BİZ ARTIK UZATMALARI OYNAMAK İSTEMİYORUZ
Toplantıda söz alan Kemal Türkler'in kızı Nilgün Soydan, 30 yıldır cinayetin aydınlatılması için DİSK ile beraber büyük mücadele verdiklerini belirterek şöyle konuştu:
"Mücadeleden kasıt, yorgunluk bıkkınlık değildir. Ancak sonuçlandırılması gereken bir cinayet davası olduğunu gözler önüne sermek hatırlatmak için buradayız. Yargıtay Ceza Genel Kurulu'nda 3 kez beraat ettirildikten sonra ağırlaştırılmış müebbet hapis istemiyle bir karar çıkmıştır. Burada mahkemeye dosyanın derhal gelmesi ve değerlendirilmesi gerekmektedir. Biz artık uzatmaları oynamak istemiyoruz. Bugüne kadar dava `dosyası yandı. Fare yedi'. Bunlar gerçekten mahkeme salonlarında söylenen şeyler. `Sanık hasta getiremedik. Dağa kaçtı. Dağdan getiremedik' gibi gerekçeler istemiyoruz. Biz artık Yargıtay Ceza Genel Kurulu'ndan çıkan ağırlaştırılmış müebbet hapis istemiyle ilgili dosyanın İstanbul'a ulaşıp ilgili mahkemede görülüp derhal sonlandırılmasını istiyoruz.
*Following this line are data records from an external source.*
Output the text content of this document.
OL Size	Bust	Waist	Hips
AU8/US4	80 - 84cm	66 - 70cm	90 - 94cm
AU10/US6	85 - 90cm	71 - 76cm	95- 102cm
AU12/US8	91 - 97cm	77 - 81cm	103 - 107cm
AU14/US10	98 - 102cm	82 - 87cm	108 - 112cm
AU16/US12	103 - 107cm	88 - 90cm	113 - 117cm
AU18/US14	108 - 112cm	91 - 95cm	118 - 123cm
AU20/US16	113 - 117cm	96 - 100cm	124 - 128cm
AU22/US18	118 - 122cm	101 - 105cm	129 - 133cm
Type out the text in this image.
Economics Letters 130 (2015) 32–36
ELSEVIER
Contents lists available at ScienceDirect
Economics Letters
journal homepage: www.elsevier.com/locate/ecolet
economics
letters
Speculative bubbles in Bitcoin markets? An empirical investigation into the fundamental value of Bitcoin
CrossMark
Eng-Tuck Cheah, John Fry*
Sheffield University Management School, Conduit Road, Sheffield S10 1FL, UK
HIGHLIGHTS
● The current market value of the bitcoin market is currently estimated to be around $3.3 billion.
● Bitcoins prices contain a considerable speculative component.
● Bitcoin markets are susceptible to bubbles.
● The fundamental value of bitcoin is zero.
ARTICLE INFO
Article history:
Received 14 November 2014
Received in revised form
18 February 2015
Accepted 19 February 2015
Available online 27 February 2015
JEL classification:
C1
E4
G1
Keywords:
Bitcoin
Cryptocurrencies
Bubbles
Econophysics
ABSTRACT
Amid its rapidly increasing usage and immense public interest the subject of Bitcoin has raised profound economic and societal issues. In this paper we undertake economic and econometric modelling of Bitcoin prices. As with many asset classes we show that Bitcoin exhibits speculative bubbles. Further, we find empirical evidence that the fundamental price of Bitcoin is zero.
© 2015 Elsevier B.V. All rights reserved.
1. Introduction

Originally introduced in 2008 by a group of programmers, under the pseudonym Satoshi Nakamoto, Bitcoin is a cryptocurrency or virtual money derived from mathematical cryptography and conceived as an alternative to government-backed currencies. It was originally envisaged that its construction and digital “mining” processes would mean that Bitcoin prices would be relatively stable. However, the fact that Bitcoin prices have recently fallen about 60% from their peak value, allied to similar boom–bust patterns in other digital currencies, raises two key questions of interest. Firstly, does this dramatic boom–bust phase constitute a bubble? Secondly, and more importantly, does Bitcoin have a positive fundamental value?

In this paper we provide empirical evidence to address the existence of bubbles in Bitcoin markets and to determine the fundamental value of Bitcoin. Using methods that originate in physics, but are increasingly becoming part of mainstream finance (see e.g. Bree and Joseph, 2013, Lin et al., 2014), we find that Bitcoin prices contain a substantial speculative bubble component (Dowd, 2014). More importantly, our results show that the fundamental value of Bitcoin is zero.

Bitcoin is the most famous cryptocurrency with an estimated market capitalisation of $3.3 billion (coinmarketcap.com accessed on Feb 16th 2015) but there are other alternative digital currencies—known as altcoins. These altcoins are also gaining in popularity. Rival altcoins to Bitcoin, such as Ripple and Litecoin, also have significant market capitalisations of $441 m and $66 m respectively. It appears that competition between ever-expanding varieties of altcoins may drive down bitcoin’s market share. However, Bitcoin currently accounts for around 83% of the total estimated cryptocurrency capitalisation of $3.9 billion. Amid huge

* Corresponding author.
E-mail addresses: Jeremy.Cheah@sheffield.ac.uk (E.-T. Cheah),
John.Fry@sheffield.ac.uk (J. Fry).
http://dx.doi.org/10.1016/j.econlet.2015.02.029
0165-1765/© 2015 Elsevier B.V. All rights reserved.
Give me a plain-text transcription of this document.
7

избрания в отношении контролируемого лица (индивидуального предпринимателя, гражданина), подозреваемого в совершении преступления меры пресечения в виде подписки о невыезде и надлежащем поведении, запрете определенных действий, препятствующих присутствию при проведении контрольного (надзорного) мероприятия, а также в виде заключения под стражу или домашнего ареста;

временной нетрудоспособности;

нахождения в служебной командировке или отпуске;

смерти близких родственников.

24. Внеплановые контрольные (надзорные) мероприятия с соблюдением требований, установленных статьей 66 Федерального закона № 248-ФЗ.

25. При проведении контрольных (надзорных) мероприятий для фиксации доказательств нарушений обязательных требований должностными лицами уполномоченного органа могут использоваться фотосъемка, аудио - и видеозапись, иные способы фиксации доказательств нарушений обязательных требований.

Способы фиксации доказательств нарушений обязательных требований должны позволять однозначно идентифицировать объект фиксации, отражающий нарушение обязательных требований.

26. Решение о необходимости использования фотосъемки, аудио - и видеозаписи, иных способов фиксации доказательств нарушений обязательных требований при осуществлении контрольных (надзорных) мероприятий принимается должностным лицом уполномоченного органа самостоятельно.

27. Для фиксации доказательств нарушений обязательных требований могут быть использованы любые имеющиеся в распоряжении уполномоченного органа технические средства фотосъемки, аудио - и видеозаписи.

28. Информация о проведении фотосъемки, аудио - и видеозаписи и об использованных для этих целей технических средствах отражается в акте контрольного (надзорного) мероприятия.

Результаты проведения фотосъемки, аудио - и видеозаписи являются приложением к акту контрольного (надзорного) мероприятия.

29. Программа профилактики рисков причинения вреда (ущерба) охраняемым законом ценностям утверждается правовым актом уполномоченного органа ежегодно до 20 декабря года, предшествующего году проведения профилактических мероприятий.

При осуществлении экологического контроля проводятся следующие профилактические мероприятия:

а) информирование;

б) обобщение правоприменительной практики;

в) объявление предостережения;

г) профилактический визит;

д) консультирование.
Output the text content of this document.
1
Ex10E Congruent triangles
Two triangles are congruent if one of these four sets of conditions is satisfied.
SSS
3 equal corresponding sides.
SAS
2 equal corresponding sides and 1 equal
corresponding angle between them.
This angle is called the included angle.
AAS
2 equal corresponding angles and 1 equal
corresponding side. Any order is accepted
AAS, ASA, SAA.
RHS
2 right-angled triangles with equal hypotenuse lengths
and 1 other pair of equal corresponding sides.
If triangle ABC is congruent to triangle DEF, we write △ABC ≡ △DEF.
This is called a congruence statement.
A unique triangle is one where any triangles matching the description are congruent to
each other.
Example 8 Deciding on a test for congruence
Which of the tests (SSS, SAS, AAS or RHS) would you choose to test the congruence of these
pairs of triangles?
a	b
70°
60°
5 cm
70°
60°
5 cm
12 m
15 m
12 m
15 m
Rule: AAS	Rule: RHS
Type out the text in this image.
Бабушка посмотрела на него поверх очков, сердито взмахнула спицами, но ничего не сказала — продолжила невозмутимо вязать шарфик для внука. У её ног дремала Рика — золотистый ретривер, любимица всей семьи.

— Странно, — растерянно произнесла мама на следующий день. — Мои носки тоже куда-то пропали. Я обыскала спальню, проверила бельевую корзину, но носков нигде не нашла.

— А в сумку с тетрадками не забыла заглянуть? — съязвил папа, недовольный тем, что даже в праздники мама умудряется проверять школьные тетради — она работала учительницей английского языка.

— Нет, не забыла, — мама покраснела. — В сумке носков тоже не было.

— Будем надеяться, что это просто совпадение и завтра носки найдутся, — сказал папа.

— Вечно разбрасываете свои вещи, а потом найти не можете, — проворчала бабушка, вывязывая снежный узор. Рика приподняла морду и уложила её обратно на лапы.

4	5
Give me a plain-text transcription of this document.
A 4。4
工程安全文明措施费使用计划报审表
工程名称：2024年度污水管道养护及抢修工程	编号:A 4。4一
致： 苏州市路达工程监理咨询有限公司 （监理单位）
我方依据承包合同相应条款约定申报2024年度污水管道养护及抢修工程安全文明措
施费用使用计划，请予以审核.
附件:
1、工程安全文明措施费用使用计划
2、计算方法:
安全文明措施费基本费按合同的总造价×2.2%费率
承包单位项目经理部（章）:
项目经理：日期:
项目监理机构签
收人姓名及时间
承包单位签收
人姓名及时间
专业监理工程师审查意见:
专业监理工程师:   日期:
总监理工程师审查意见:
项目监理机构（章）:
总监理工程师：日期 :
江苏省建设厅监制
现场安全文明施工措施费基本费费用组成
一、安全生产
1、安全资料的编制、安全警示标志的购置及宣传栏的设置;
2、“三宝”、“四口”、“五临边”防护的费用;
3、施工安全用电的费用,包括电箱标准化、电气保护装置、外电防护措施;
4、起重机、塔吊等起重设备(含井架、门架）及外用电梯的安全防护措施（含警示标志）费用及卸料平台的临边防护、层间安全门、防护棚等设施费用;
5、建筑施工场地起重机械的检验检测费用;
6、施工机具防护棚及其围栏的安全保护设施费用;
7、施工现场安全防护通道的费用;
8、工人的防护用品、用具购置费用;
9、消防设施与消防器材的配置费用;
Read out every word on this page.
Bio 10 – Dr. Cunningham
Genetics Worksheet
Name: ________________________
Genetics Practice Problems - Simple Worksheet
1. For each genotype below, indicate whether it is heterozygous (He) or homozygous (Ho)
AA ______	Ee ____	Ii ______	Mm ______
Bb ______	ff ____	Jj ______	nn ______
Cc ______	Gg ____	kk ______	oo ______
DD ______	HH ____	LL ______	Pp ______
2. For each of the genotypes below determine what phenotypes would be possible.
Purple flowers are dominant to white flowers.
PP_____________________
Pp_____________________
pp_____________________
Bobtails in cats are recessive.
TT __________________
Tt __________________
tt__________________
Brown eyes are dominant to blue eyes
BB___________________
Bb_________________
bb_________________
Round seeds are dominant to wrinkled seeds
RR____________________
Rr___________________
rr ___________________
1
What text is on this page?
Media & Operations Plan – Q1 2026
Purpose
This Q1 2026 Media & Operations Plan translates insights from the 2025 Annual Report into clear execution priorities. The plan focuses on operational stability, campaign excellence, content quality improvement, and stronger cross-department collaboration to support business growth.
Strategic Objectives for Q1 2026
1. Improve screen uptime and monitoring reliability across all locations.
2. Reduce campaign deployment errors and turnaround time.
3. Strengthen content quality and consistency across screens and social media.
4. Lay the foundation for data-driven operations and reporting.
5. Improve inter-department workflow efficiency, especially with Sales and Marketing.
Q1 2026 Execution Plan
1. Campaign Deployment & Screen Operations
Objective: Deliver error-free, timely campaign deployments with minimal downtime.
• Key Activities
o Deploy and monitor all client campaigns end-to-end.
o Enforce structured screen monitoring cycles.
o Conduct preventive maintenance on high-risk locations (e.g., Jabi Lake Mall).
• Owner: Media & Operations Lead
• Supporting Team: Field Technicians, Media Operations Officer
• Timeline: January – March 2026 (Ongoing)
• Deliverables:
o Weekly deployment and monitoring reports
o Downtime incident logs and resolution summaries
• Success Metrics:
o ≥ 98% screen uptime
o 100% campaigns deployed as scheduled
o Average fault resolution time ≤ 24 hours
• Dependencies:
BABAMA KATİLİNİN CEZALANDIRILDIĞI SÖYLEMEK İSTİYORUM
Bununla ilgili DİSK camiası ve Türkler ailesi rahatlamış olacaktır. Bu 30 yıldır süre gelen bir rahatsızlıktır. Bu dosya 5 günde vermiyorum. İyi bir el emeğiyle yürüyerek de 3 günde İstanbul'a getirilebilir. Eğer ulaştıramıyorsa biz yanımıza mevcutlu olarak istedikleri şekilde adam versinler, dosyanın buraya ulaşmasını sağlarız. Çünkü bizim artık 22 Temmuz'da babamın mezarı başında 30 anma yılını yaptığımı sırada 1 Mayıs'ta ziyarete gittiğimde '32 yıl sonra 1 Mayıs'ta Taksim'i aldık babacığım'diye haber vermiştim. Belki ters bir orantı var ama gittiğimde babama katilinin yargılanıp cezalandırıldığını söylemek istiyorum."